Youth Featured Travel TROUT Magazine

Hiking the CDT: Moose meeting party

By Henry Strawbridge

Editor’s Note: The Strawbridge family from Lakeland, Fla., hiked the length of the Continental Divide Trail – all 3,100 miles of it – from Canada to Mexico. Henry Strawbridge, 14, provided updates of their journey to Trout Unlimited as they passed through the historic range of seven native trout species. You can track the family and see reports submitted by Henry on this map.

We started our section to Pagosa Springs by walking back toward the Continental Divide trail up through a canyon on the Silver Creek Trail. This was where we entered the San Juan Mountains. We were headed back up into the mountains. Three moose were nice enough to great us on the way back. A big bull moose, a mom, and a baby just stood in a meadow and watched us pass.

Hiking the CDT toward Pagosa Springs, Colorado. Georgie Strawbridge

It continued to be a wildlife wonderland. We saw deer, moose and elk everywhere. On our third day we walked all morning and stopped for lunch by a creek. Dad and I went fishing for almost the whole lunch.

Fishing success during lunch. Georgie Strawbridge

The creek would run straight down hill and then drop into big wide curves. The fish were often sitting in the pools below the drops waiting for food to come to them. But the bigger fish I saw were sitting in the fast water. I could not convince any of those to take the flies, but they were probably a foot long.

Fishing success during lunch. Georgie Strawbridge

The next day we dropped down into the mining town of Creede. We left the trail to do the Creede cutoff down through the valley instead of a loop through the San Juans to the west. The town had been there since the gold rush. They had ponds for hockey in winter. Their fire department was cut into the rock inside an old mine. Many of the old buildings made me feel like I was walking through the Old West.

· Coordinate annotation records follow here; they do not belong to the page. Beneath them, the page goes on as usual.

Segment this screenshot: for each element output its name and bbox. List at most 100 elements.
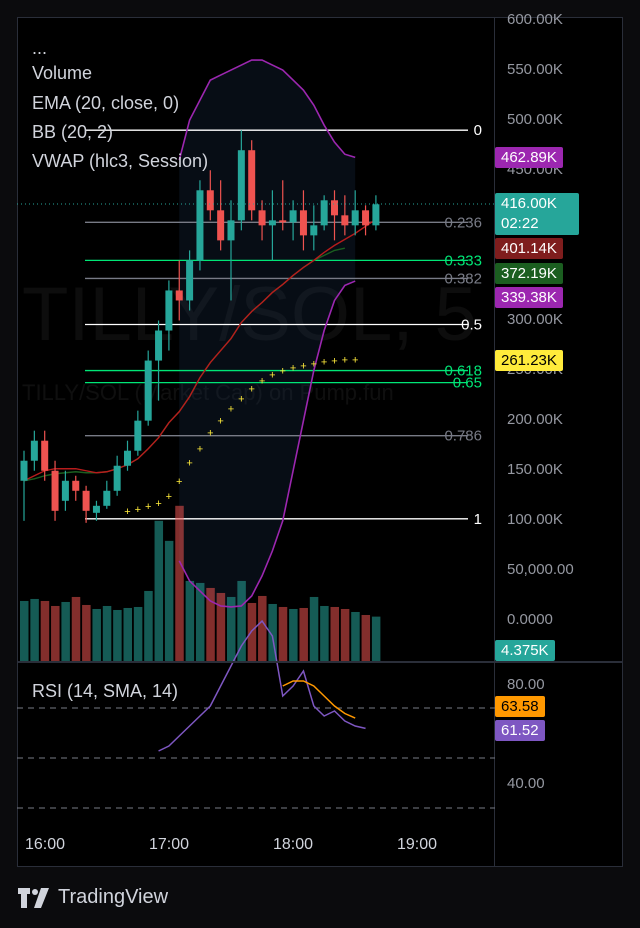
rsi-tick-label: 80.00 bbox=[507, 676, 545, 693]
volume-bar bbox=[247, 602, 257, 661]
candle[interactable] bbox=[165, 280, 173, 351]
candle-body bbox=[217, 210, 225, 241]
volume-bar bbox=[82, 604, 91, 661]
candle-body bbox=[165, 290, 173, 331]
candle[interactable] bbox=[258, 200, 266, 241]
candle[interactable] bbox=[268, 190, 276, 261]
volume-bar bbox=[123, 607, 132, 661]
legend-volume[interactable]: Volume bbox=[32, 63, 93, 83]
candle[interactable] bbox=[279, 180, 287, 231]
time-tick-label: 17:00 bbox=[148, 836, 190, 853]
tradingview-logo-icon bbox=[18, 887, 49, 908]
candle[interactable] bbox=[92, 500, 100, 521]
candle[interactable] bbox=[103, 480, 111, 509]
candle[interactable] bbox=[175, 260, 183, 321]
candle[interactable] bbox=[372, 195, 380, 231]
vwap-point: + bbox=[269, 370, 275, 382]
candle[interactable] bbox=[206, 170, 214, 221]
candle[interactable] bbox=[124, 440, 131, 471]
candle-body bbox=[341, 215, 349, 226]
candle-body bbox=[289, 210, 297, 223]
candle-body bbox=[268, 220, 276, 226]
candle[interactable] bbox=[51, 460, 59, 521]
rsi-ma-badge: 63.58 bbox=[495, 696, 545, 717]
candle[interactable] bbox=[196, 180, 204, 271]
volume-bar bbox=[71, 596, 81, 661]
candle[interactable] bbox=[41, 430, 49, 481]
volume-bar bbox=[320, 605, 329, 661]
legend-ema[interactable]: EMA (20, close, 0) bbox=[32, 93, 180, 113]
fib-label-0.333: 0.333 bbox=[444, 252, 482, 269]
volume-bar bbox=[371, 616, 381, 661]
candle[interactable] bbox=[341, 195, 349, 236]
candle-body bbox=[30, 440, 38, 461]
chart-frame[interactable] bbox=[17, 17, 495, 867]
candle[interactable] bbox=[310, 205, 318, 251]
volume-bar bbox=[330, 606, 339, 661]
candle[interactable] bbox=[320, 195, 328, 231]
price-tick-label: 50,000.00 bbox=[507, 561, 574, 578]
volume-bar bbox=[40, 600, 50, 661]
fib-label-0.5: 0.5 bbox=[461, 317, 482, 334]
bb-lower-badge: 339.38K bbox=[495, 287, 563, 308]
vwap-point: + bbox=[228, 404, 234, 416]
candle[interactable] bbox=[82, 485, 90, 523]
volume-bar bbox=[30, 598, 39, 661]
vwap-point: + bbox=[280, 366, 286, 378]
candle[interactable] bbox=[186, 250, 194, 311]
volume-bar bbox=[51, 605, 60, 661]
candle[interactable] bbox=[144, 350, 152, 426]
indicator-lines: + + + + + + + + + + + + + + + + + + + + + + + bbox=[23, 59, 377, 608]
candle-body bbox=[227, 220, 235, 241]
candle[interactable] bbox=[113, 455, 121, 496]
fib-label-1: 1 bbox=[474, 511, 482, 528]
candle[interactable] bbox=[248, 140, 256, 221]
vwap-point: + bbox=[124, 506, 130, 518]
candle[interactable] bbox=[217, 180, 225, 251]
legend-rsi[interactable]: RSI (14, SMA, 14) bbox=[32, 681, 179, 701]
candle[interactable] bbox=[227, 200, 235, 301]
volume-bar bbox=[216, 592, 226, 661]
legend-dots[interactable]: ... bbox=[32, 38, 48, 58]
bar-countdown: 02:22 bbox=[501, 215, 539, 232]
candle[interactable] bbox=[289, 200, 297, 241]
volume-bar bbox=[102, 605, 112, 661]
candle-body bbox=[320, 200, 328, 226]
vwap-point: + bbox=[300, 361, 306, 373]
candle[interactable] bbox=[299, 190, 307, 251]
volume-bar bbox=[289, 608, 298, 661]
vwap-point: + bbox=[238, 394, 244, 406]
candle-body bbox=[51, 470, 59, 511]
legend-bb[interactable]: BB (20, 2) bbox=[32, 122, 114, 142]
fib-label-0.382: 0.382 bbox=[444, 270, 482, 287]
candle[interactable] bbox=[362, 205, 370, 236]
candle-body bbox=[20, 460, 28, 481]
candle[interactable] bbox=[351, 190, 359, 236]
volume-bars bbox=[20, 505, 381, 661]
tradingview-brand[interactable]: TradingView bbox=[18, 886, 168, 909]
candle[interactable] bbox=[72, 475, 80, 501]
vwap-point: + bbox=[145, 501, 151, 513]
rsi-tick-label: 40.00 bbox=[507, 775, 545, 792]
legend-vwap[interactable]: VWAP (hlc3, Session) bbox=[32, 151, 209, 171]
candle[interactable] bbox=[237, 130, 245, 231]
candles bbox=[20, 130, 380, 523]
volume-badge: 4.375K bbox=[495, 640, 555, 661]
candle-body bbox=[103, 490, 111, 506]
volume-bar bbox=[268, 603, 277, 661]
price-tick-label: 200.00K bbox=[507, 411, 563, 428]
candle[interactable] bbox=[30, 430, 38, 471]
candle[interactable] bbox=[134, 410, 142, 456]
watermark-subtitle: TILLY/SOL (Market Cap) on Pump.fun bbox=[22, 380, 394, 405]
vwap-point: + bbox=[259, 376, 265, 388]
candle-body bbox=[351, 210, 359, 226]
candle[interactable] bbox=[20, 450, 28, 521]
candle-body bbox=[331, 200, 338, 216]
candle[interactable] bbox=[155, 320, 163, 401]
fib-label-0.236: 0.236 bbox=[444, 214, 482, 231]
bb-basis-badge: 372.19K bbox=[495, 263, 563, 284]
candle[interactable] bbox=[61, 470, 69, 511]
candle[interactable] bbox=[331, 190, 338, 241]
vwap-point: + bbox=[248, 384, 254, 396]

Old buildings in Creede. Georgie Strawbridge

We had so much fun walking through Brown’s Canyon on an old railroad track, that when we spotted another abandoned railroad track leaving the town of Creede, we decided that we would walk it. This one ran beside the Rio Grande. It turned out to be far less interesting than the previous one.

On this river the tracks were older. We could tell because the old train trestles were rotten. They were even a little frightening to cross, because some of them were soft under our feet when we were out over the middle of the river. 

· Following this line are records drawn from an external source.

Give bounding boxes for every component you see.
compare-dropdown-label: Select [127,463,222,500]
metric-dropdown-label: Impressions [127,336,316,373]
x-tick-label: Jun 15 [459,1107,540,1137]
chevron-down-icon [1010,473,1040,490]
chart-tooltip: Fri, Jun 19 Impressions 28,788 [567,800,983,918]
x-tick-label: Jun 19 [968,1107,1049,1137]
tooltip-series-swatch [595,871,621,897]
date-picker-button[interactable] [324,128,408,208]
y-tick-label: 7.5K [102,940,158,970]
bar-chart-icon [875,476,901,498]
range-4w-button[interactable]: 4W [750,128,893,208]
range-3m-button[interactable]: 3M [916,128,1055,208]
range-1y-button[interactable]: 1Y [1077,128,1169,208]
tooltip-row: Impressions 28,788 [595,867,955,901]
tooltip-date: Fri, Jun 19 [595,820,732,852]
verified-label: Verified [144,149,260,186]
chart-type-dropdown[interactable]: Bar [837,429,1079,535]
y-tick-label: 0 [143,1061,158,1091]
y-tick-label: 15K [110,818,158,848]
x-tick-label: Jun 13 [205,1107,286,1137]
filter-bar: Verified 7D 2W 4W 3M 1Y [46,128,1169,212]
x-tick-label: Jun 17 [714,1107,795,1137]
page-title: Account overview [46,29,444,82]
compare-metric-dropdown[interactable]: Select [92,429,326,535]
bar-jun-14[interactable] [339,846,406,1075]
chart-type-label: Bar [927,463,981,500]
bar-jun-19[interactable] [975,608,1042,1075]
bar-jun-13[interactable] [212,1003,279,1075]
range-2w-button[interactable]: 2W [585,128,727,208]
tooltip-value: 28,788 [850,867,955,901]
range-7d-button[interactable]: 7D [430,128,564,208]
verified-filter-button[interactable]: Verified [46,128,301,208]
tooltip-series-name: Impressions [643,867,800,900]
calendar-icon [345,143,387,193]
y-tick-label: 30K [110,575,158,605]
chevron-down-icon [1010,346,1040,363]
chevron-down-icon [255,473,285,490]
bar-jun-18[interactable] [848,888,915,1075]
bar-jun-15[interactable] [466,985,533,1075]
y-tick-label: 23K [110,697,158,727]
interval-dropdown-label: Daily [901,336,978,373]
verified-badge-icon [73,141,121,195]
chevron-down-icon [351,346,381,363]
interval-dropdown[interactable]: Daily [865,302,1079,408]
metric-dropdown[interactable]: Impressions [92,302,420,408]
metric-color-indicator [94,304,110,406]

One foot in front of the other on railroad ties. Georgie Strawbridge

We ate lunch the next day at a nice pizza place as we passed the town of South Fork, and finished our walking day at around 4 p.m., but it took us a long time to catch a hitch into town.

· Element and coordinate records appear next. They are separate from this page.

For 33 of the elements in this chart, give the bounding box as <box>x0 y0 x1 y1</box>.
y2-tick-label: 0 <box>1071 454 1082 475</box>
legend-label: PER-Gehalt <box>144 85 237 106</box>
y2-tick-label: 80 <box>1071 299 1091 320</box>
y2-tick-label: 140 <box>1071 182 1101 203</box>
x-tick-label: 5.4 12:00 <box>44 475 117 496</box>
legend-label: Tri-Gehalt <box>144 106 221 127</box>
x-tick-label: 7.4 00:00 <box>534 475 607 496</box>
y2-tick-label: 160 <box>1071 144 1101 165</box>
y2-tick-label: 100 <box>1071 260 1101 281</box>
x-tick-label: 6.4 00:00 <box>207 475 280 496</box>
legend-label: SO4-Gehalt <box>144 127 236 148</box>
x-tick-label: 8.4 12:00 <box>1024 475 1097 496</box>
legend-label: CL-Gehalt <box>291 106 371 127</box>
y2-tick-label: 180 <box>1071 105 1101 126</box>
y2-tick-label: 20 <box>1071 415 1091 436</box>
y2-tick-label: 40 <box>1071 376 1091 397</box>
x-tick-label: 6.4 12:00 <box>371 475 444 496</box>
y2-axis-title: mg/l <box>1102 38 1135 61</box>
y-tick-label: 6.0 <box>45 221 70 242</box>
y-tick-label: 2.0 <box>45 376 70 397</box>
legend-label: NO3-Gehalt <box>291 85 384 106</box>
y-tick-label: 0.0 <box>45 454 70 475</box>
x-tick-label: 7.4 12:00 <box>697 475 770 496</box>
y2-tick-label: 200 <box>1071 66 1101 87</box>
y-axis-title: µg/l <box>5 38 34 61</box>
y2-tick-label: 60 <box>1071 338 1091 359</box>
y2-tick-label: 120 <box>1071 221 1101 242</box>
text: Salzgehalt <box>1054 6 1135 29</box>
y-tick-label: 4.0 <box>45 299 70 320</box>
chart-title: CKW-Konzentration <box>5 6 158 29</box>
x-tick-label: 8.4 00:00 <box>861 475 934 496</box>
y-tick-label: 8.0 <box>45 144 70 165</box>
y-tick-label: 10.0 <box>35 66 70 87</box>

When we finally got there, we met one of my dad’s old snowboarding friends at the hot springs. The hot springs in Pagosa Springs are said to be some of the deepest hot springs in the world. I liked to sit in the ones down by the river and stay in them as long as I could and then jump into the cold river. It felt like icicles all over my skin.

Fall in the Rockies. Georgie Strawbridge

We took a zero day there and spent the day playing putt-putt golf with dad’s friend Doug and his family. Doug and his son Liam decided they wanted to try to walk with us to Mexico through all of New Mexico.

Until next time,


COVID-19 note: The Strawbridge family anxiously watched as the coronavirus issue threatened their plans to do the CDT this year. After careful consideration the family made the decision to drive to Montana to start the trip to avoid any possible exposure on airplanes. None of the family members exhibited symptoms during the journey.